I watch women navigate kids with wires hanging out of their ears, their heads bouncing rhythmically. I follow the wires down to little square boxes clipped onto their belts or disappearing inside jacket pockets.
Some talk into rectangular devices pressed to their ears, called “cell phones,” or hold them out in front of them, thumbs tapping wildly. If you did that in Obed, you could fall down a ravine or step on a venomous snake. Not paying attention, you’d miss the snippet of baby rabbit flashing by or the red shuffle fox who could easily be persuaded to visit from time to time in exchange for bread crusts or wild blackberries, twinkly tinfoil or a busted shoestring.
Delaney has both devices, and she laughed at me when I first asked Melissa what they were. In the middle of the conversation, Nessa’s head whipped toward me, her eyes wide as the harvest moon. I shook my head no.
“We cant call Mama.”
Why not? Jenessa’s eyes shout.
“Because Mama don’t—doesn’t—have one of those fancy phones.”
Delaney turns to Melissa, incredulous.
“She’s kidding, right? How can anyone in this century, let alone on this planet, not know what a cell phone or an iPod is?”
Melissa’s lips press into a hard line. Delaney throws up her hands, her signature gesture, I’ve learned by now. She glares at me before turning back to Melissa.
“What? What did I say this time?”
Melissa shakes her head slowly, a look passing between them.
“Fine. If you think I’m bad, Mother, wait until she goes to school. The kids’ll eat her alive if she doesn’t get with the program!”
School.
Each time I replay that conversation, my blood pounds in my ears and my stomach jumps like catfish in the Obed River.
It only takes Melissa one and a half shopping hours, the end of which I spend dozing. I quickly grow tired of scrutinizing my reflection in the mirror, studying the girl who lives in that glass. I hadn’t known I was beautiful until Melissa confirmed it. Going by her voice, it’s supposed to be a good thing—like winning the Mega Millions, which my father plays twice a week, or bringing down a fat buck.
Only, I don’t see it. All I see is me. And I know me. And that word doesn’t fit me. I still look exactly like the girl who lived in the woods. You can take the girl out of the woods, but not the woods out of the girl, I reckon. I still look owl-eyed, pointy-chinned, serious. I still look like I know more than I should, which I do. I still look like I’m hefting huge white-star secrets. I’m surprised every day that no one else can see.
Rap rap rap!
I open my eyes and see Melissa looking in, toting a bunch of large white bags that bump against her thighs.
“Could you pop the trunk for me?”
I watch her eyes remember. I like that she forgets.
“Here. Let me show you how.”
She disappears from view, reappearing by her own door.
I know how to unlock the doors, so I do that. One flick of a switch. It’s amazing.
“Thanks, Carey. See this button here?” I lean toward her, nodding.
She pushes it, and I spin in my seat to watch the trunk open automatically.
“Now you know.”
She smiles softly and disappears around the back. I sit up straight and wipe the sleep from my eyes, smooth my hair again, and wait.
“Just a sec, and we’ll be on our way home,” she calls out.
Home.
That word. It creeps across my consciousness like a plump caterpillar measuring my humerus. You don’t want to hurt it, but you don’t know what to do with it, either. To which I tell myself, home is wherever Jenessa is. It’s as simple as that, really. It doesn’t have to mean more than that unless I want it to. One h word can’t wipe out my Obed life. Nor can it wipe out Mama. Even if sometimes a huge part of me wishes it could.

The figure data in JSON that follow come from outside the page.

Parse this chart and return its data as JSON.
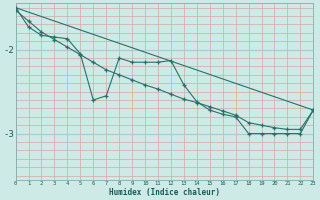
{
  "xlabel": "Humidex (Indice chaleur)",
  "bg_color": "#cdeae6",
  "line_color": "#2a706a",
  "grid_v_color": "#d4a8a8",
  "grid_h_color": "#a8cccc",
  "xlim": [
    0,
    23
  ],
  "ylim": [
    -3.55,
    -1.45
  ],
  "yticks": [
    -3,
    -2
  ],
  "ytick_labels": [
    "-3",
    "-2"
  ],
  "xticks": [
    0,
    1,
    2,
    3,
    4,
    5,
    6,
    7,
    8,
    9,
    10,
    11,
    12,
    13,
    14,
    15,
    16,
    17,
    18,
    19,
    20,
    21,
    22,
    23
  ],
  "line1_x": [
    0,
    1,
    2,
    3,
    4,
    5,
    6,
    7,
    8,
    9,
    10,
    11,
    12,
    13,
    14,
    15,
    16,
    17,
    18,
    19,
    20,
    21,
    22,
    23
  ],
  "line1_y": [
    -1.5,
    -1.73,
    -1.83,
    -1.85,
    -1.87,
    -2.05,
    -2.6,
    -2.55,
    -2.1,
    -2.15,
    -2.15,
    -2.15,
    -2.13,
    -2.42,
    -2.62,
    -2.72,
    -2.77,
    -2.8,
    -3.0,
    -3.0,
    -3.0,
    -3.0,
    -3.0,
    -2.72
  ],
  "line2_x": [
    0,
    1,
    2,
    3,
    4,
    5,
    6,
    7,
    8,
    9,
    10,
    11,
    12,
    13,
    14,
    15,
    16,
    17,
    18,
    19,
    20,
    21,
    22,
    23
  ],
  "line2_y": [
    -1.53,
    -1.66,
    -1.79,
    -1.88,
    -1.97,
    -2.06,
    -2.15,
    -2.24,
    -2.3,
    -2.36,
    -2.42,
    -2.47,
    -2.53,
    -2.59,
    -2.63,
    -2.68,
    -2.73,
    -2.78,
    -2.87,
    -2.9,
    -2.93,
    -2.95,
    -2.95,
    -2.72
  ],
  "line3_x": [
    0,
    23
  ],
  "line3_y": [
    -1.5,
    -2.72
  ]
}
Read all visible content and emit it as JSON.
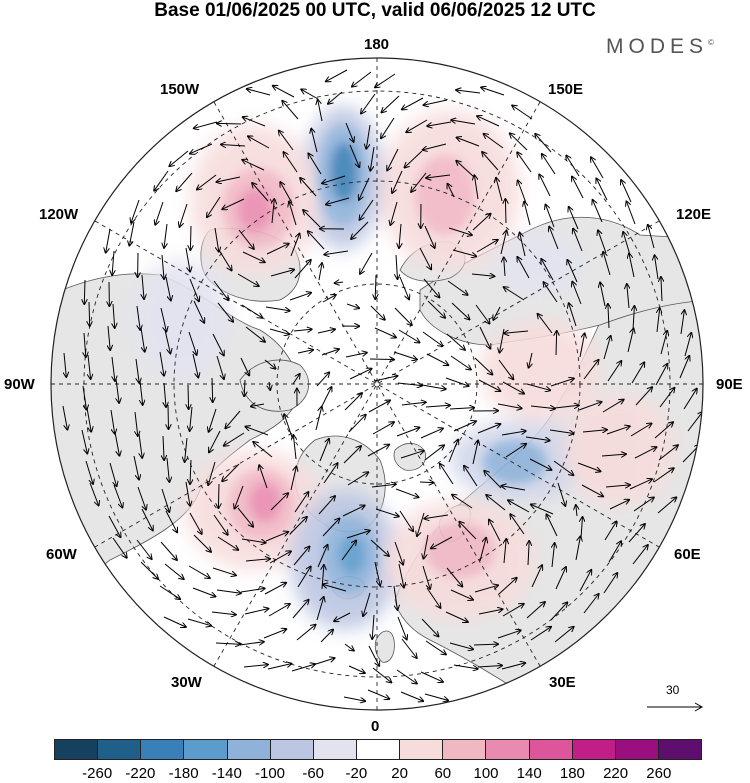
{
  "title": "Base 01/06/2025 00 UTC, valid 06/06/2025 12 UTC",
  "brand": "MODES",
  "brand_mark": "©",
  "longitude_labels": {
    "lon_180": "180",
    "lon_150W": "150W",
    "lon_150E": "150E",
    "lon_120W": "120W",
    "lon_120E": "120E",
    "lon_90W": "90W",
    "lon_90E": "90E",
    "lon_60W": "60W",
    "lon_60E": "60E",
    "lon_30W": "30W",
    "lon_30E": "30E",
    "lon_0": "0"
  },
  "reference_vector": {
    "value": "30"
  },
  "colorbar": {
    "colors": [
      "#15405e",
      "#1f5f8a",
      "#3a80b8",
      "#5c9ccc",
      "#8fb2da",
      "#bcc6e2",
      "#e3e3f0",
      "#ffffff",
      "#f7dcdc",
      "#f1b8c4",
      "#e98bb0",
      "#dd559b",
      "#c11e87",
      "#9b0e7f",
      "#5e0f6e"
    ],
    "tick_labels": [
      "-260",
      "-220",
      "-180",
      "-140",
      "-100",
      "-60",
      "-20",
      "20",
      "60",
      "100",
      "140",
      "180",
      "220",
      "260"
    ]
  },
  "colors": {
    "land": "#e6e6e6",
    "ocean": "#ffffff",
    "coast": "#444444",
    "grid": "#222222"
  },
  "anomaly_centers": [
    {
      "sign": "negative",
      "value": -220,
      "region": "Bering Sea / 180"
    },
    {
      "sign": "positive",
      "value": 150,
      "region": "Gulf of Alaska"
    },
    {
      "sign": "positive",
      "value": 110,
      "region": "Kamchatka"
    },
    {
      "sign": "negative",
      "value": -140,
      "region": "North Atlantic south of Iceland"
    },
    {
      "sign": "positive",
      "value": 150,
      "region": "Labrador Sea"
    },
    {
      "sign": "negative",
      "value": -140,
      "region": "Western Siberia"
    },
    {
      "sign": "positive",
      "value": 80,
      "region": "Scandinavia / Western Russia"
    }
  ]
}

We carry the humongous (I’m a fast study) bags to my room. I carry a heavy one filled with rectangular white boxes. I have no idea what goes into rectangular white boxes. But they look so clean, so fresh and new. For a moment, everything that’s good in the whole wide world must fit into rectangular white boxes.

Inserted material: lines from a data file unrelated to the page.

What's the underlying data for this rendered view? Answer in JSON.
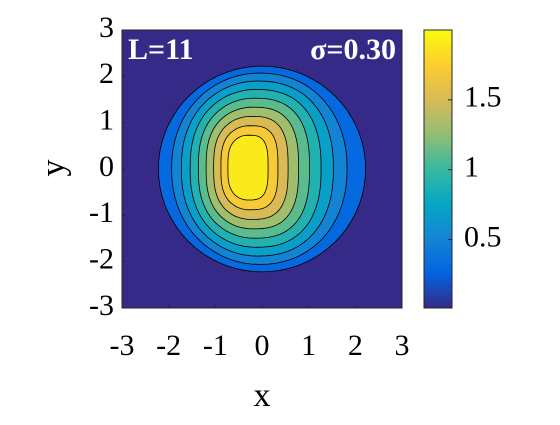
{
  "chart_data": {
    "type": "contour",
    "annotations": [
      "L=11",
      "σ=0.30"
    ],
    "xlabel": "x",
    "ylabel": "y",
    "xlim": [
      -3,
      3
    ],
    "ylim": [
      -3,
      3
    ],
    "xticks": [
      -3,
      -2,
      -1,
      0,
      1,
      2,
      3
    ],
    "yticks": [
      -3,
      -2,
      -1,
      0,
      1,
      2,
      3
    ],
    "levels": [
      0.2,
      0.4,
      0.6,
      0.8,
      1.0,
      1.2,
      1.4,
      1.6,
      1.8
    ],
    "clim": [
      0.01,
      2.0
    ],
    "colorbar_ticks": [
      0.5,
      1,
      1.5
    ]
  }
}
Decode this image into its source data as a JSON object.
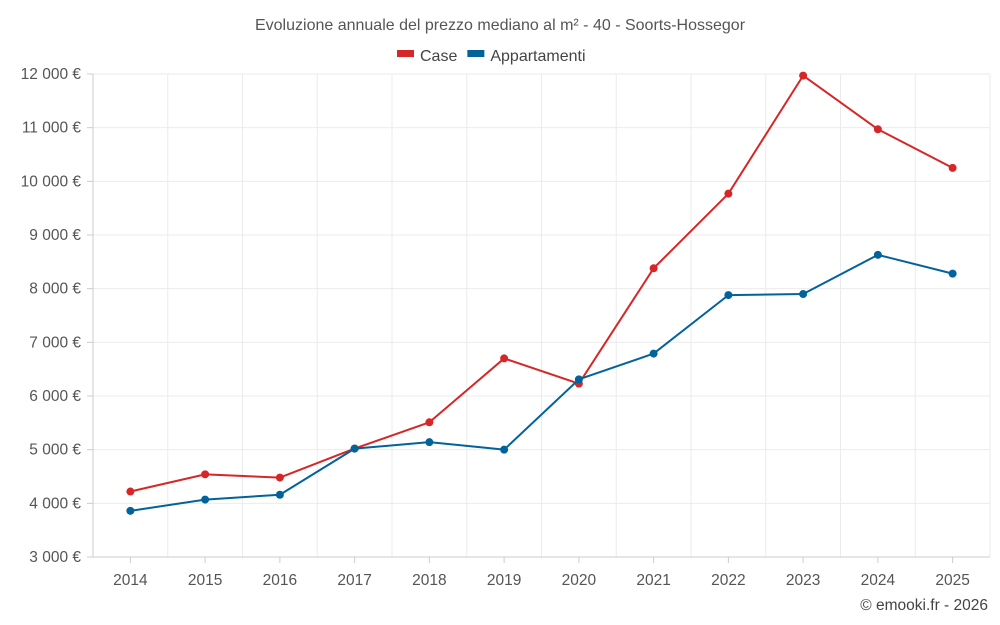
{
  "chart_data": {
    "type": "line",
    "title": "Evoluzione annuale del prezzo mediano al m² - 40 - Soorts-Hossegor",
    "categories": [
      "2014",
      "2015",
      "2016",
      "2017",
      "2018",
      "2019",
      "2020",
      "2021",
      "2022",
      "2023",
      "2024",
      "2025"
    ],
    "series": [
      {
        "name": "Case",
        "color": "#d62728",
        "values": [
          4220,
          4540,
          4480,
          5020,
          5510,
          6700,
          6230,
          8380,
          9770,
          11970,
          10970,
          10250
        ]
      },
      {
        "name": "Appartamenti",
        "color": "#02639b",
        "values": [
          3860,
          4070,
          4160,
          5020,
          5140,
          5000,
          6310,
          6790,
          7880,
          7900,
          8630,
          8280
        ]
      }
    ],
    "ylim": [
      3000,
      12000
    ],
    "yticks": [
      3000,
      4000,
      5000,
      6000,
      7000,
      8000,
      9000,
      10000,
      11000,
      12000
    ],
    "ytick_labels": [
      "3 000 €",
      "4 000 €",
      "5 000 €",
      "6 000 €",
      "7 000 €",
      "8 000 €",
      "9 000 €",
      "10 000 €",
      "11 000 €",
      "12 000 €"
    ],
    "xlabel": "",
    "ylabel": "",
    "grid": true,
    "legend_position": "top-center",
    "credit": "© emooki.fr - 2026"
  }
}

I vow to keep the boxes, too.
I’m so curious and excited, I don’t even flinch when Melissa leans in toward me and gives me a hug, her eyes dancing.
“Let’s unpack the loot,” she says, and I don’t know what loot means is, but it sounds like it must be at least as good as rectangular white boxes.

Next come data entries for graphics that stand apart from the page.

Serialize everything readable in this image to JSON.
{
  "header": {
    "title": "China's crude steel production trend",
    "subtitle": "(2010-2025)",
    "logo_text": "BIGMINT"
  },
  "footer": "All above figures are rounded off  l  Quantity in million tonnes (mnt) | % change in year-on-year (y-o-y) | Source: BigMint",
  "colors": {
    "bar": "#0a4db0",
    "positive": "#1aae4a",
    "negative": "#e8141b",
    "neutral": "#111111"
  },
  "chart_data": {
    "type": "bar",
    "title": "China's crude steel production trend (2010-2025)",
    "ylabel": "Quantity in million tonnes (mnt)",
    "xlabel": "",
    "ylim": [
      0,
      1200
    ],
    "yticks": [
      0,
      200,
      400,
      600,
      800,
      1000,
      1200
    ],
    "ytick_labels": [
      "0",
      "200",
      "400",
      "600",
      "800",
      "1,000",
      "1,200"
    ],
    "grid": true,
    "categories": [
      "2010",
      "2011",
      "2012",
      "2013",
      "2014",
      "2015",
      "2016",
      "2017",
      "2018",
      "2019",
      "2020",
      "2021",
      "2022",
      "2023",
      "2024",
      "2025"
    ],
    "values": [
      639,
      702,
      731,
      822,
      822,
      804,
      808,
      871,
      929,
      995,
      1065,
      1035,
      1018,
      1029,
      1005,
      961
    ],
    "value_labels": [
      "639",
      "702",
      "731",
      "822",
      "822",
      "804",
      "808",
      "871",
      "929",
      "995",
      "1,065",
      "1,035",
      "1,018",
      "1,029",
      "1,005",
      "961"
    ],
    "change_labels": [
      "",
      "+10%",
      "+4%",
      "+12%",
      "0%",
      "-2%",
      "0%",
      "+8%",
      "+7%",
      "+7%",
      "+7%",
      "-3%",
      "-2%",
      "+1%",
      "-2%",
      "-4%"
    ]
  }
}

The first bag is full of so many colors, I can’t even name them all. I most definitely can’t call the first items “undergarments,” because the plain word dishonors the silky beauty of the pretty colors and patterns. There are matching bras to go along with them, some with small cups and some that remind me of tank tops cut in half. I glide my fingers over the material as Melissa pulls out packs of socks, some colored, some white, some up to the calf, some stopping at the ankle. There are even two pairs of panty hose I could swear are made of flesh-coloreds piderwebs.
Another bag contains a pair of gloves fashioned from the softest material I’ve ever touched—“cashmere,” Melissa says, then explains what cashmere is.